Between 2018 and 2019, Gabbay, along with others including Jack Fisher, James Sinnott, and their assistant Kate Joy, pushed what are known as "syndicated conservation easement" tax shelters.
So, what's a "syndicated conservation easement"?
Normally, a "conservation easement" is a legitimate way for landowners to get a tax break. It involves donating the development rights of their land to a charity, ensuring the land remains undeveloped and preserved. In return, they can claim a charitable contribution tax deduction, which reduces their taxable income.

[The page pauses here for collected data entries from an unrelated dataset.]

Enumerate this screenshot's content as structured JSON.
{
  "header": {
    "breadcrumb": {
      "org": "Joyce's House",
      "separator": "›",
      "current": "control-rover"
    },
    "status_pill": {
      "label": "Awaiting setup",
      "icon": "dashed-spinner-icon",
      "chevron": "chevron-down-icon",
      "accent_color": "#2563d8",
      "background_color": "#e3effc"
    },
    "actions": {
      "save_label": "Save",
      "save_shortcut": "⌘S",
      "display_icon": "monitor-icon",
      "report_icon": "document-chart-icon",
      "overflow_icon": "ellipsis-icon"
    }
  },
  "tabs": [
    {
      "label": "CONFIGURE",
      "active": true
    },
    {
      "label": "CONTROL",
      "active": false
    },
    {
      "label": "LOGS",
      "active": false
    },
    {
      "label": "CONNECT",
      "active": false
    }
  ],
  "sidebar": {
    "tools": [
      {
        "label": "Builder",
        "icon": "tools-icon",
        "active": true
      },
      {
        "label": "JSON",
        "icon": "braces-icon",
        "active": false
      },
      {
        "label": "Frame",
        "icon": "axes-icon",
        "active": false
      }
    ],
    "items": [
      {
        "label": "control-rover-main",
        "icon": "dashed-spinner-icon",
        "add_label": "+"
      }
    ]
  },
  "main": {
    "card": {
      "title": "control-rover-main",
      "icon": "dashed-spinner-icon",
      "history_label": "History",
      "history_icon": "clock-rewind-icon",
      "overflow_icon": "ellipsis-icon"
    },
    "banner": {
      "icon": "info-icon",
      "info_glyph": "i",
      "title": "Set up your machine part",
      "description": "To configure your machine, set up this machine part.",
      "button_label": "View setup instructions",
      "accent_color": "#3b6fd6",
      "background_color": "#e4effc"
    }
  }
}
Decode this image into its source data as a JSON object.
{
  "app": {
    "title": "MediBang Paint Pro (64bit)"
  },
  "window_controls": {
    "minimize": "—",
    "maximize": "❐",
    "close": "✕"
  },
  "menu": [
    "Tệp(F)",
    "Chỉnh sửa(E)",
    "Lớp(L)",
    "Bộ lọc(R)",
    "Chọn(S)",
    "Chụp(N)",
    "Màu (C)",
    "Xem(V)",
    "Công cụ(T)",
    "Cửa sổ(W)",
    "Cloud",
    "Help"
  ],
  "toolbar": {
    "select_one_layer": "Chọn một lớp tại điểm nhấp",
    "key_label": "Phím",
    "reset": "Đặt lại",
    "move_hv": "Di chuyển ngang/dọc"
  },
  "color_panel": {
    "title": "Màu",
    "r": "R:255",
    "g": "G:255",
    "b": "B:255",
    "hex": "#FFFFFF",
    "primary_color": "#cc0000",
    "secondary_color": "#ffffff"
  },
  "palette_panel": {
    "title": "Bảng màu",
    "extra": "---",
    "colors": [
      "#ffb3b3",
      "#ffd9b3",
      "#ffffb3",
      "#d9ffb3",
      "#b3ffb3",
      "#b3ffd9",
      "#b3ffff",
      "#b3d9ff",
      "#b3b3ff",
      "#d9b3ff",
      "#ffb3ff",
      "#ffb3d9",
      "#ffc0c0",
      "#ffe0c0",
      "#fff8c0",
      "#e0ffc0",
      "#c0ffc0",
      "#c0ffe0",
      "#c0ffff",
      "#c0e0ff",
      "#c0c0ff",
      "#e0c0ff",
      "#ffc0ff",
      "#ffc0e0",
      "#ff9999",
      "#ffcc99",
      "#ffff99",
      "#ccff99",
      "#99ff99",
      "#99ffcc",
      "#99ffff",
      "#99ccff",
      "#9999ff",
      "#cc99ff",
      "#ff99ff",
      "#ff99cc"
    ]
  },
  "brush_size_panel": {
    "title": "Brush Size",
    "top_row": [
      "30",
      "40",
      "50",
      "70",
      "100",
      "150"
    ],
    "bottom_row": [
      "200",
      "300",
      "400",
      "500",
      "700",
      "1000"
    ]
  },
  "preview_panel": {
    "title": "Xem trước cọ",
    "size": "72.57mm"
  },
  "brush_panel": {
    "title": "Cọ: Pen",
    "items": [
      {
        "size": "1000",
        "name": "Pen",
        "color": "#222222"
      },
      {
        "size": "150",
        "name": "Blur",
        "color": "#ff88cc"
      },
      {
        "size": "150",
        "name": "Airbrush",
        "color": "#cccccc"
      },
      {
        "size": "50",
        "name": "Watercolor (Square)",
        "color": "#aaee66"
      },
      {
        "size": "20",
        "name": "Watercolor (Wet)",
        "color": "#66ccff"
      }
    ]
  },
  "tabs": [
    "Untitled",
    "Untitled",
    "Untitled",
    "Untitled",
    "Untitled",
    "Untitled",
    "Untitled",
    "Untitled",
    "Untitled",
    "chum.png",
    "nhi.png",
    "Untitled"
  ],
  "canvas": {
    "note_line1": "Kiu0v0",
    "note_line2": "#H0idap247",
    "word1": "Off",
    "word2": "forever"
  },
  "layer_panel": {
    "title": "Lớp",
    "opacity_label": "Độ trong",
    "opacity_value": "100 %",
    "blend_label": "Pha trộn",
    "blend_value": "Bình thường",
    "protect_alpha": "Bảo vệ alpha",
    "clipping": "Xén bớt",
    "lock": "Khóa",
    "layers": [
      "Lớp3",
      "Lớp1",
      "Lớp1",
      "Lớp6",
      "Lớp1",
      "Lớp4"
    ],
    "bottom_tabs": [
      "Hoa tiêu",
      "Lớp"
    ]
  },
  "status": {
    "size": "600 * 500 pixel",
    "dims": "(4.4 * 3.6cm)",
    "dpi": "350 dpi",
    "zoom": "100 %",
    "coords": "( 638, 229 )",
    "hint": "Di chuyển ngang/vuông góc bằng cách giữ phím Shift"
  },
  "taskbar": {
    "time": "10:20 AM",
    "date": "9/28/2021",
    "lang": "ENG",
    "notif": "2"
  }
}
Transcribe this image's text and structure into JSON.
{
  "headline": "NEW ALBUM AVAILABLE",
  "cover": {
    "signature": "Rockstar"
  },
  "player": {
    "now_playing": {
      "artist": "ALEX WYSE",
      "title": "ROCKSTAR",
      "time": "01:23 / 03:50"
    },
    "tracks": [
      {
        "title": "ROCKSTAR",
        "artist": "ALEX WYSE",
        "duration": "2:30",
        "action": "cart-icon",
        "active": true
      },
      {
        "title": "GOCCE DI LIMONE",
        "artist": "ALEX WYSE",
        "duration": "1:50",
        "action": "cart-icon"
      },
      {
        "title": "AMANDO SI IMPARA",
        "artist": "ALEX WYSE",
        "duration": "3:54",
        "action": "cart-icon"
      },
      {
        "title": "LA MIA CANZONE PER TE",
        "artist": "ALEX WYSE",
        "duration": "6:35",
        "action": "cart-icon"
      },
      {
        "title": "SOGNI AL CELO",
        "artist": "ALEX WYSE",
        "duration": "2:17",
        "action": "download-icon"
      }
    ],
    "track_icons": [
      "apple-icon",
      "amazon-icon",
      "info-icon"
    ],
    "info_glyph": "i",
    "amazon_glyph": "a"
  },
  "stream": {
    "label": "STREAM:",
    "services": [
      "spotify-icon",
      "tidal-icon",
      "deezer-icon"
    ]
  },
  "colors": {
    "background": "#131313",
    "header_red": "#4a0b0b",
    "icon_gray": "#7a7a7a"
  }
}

However, the "syndicated" version is often a scam. Promoters buy land, get it wildly over-appraised (valued at much more than it's actually worth), and then sell small portions of it to multiple investors. These investors then claim huge charitable deductions based on the inflated value of the land, even though their actual investment might be much smaller. It's essentially a way to create a fake, inflated donation to get a big tax write-off.
How did the scheme work?
Gabbay and his co-conspirators advised their high-income clients to make these "donations" of conservation easements. To make it look legitimate, they even told clients to use backdated checks, agreements, and other documents to pretend the transactions happened earlier than they did. Gabbay then used these false records to prepare fake tax returns for his clients, helping them claim those improper tax deductions.
What are the consequences?
This wasn't a small-time operation. Jack Fisher and James Sinnott, who were also involved in this scheme, have already been sentenced to significant prison terms – 25 years and 23 years, respectively. Their assistant, Kate Joy, is currently on the run from the law.
As for Ofer Gabbay, he now faces up to five years in prison. The actual length of his sentence will be decided by a federal judge, who will consider the U.S. Sentencing Guidelines. These guidelines are a set of rules that help judges determine appropriate sentences based on the seriousness of the crime and the offender's background.
Beyond prison time, Gabbay could also face a period of "supervised release" (like parole, where he'd be monitored after leaving prison), and will likely have to pay back money to the government (restitution) and other financial penalties.
This case was announced by Acting Deputy Assistant Attorney General Karen E. Kelly of the Justice Department’s Tax Division and is being investigated by IRS Criminal Investigation, showing that the government is serious about cracking down on these types of tax fraud schemes.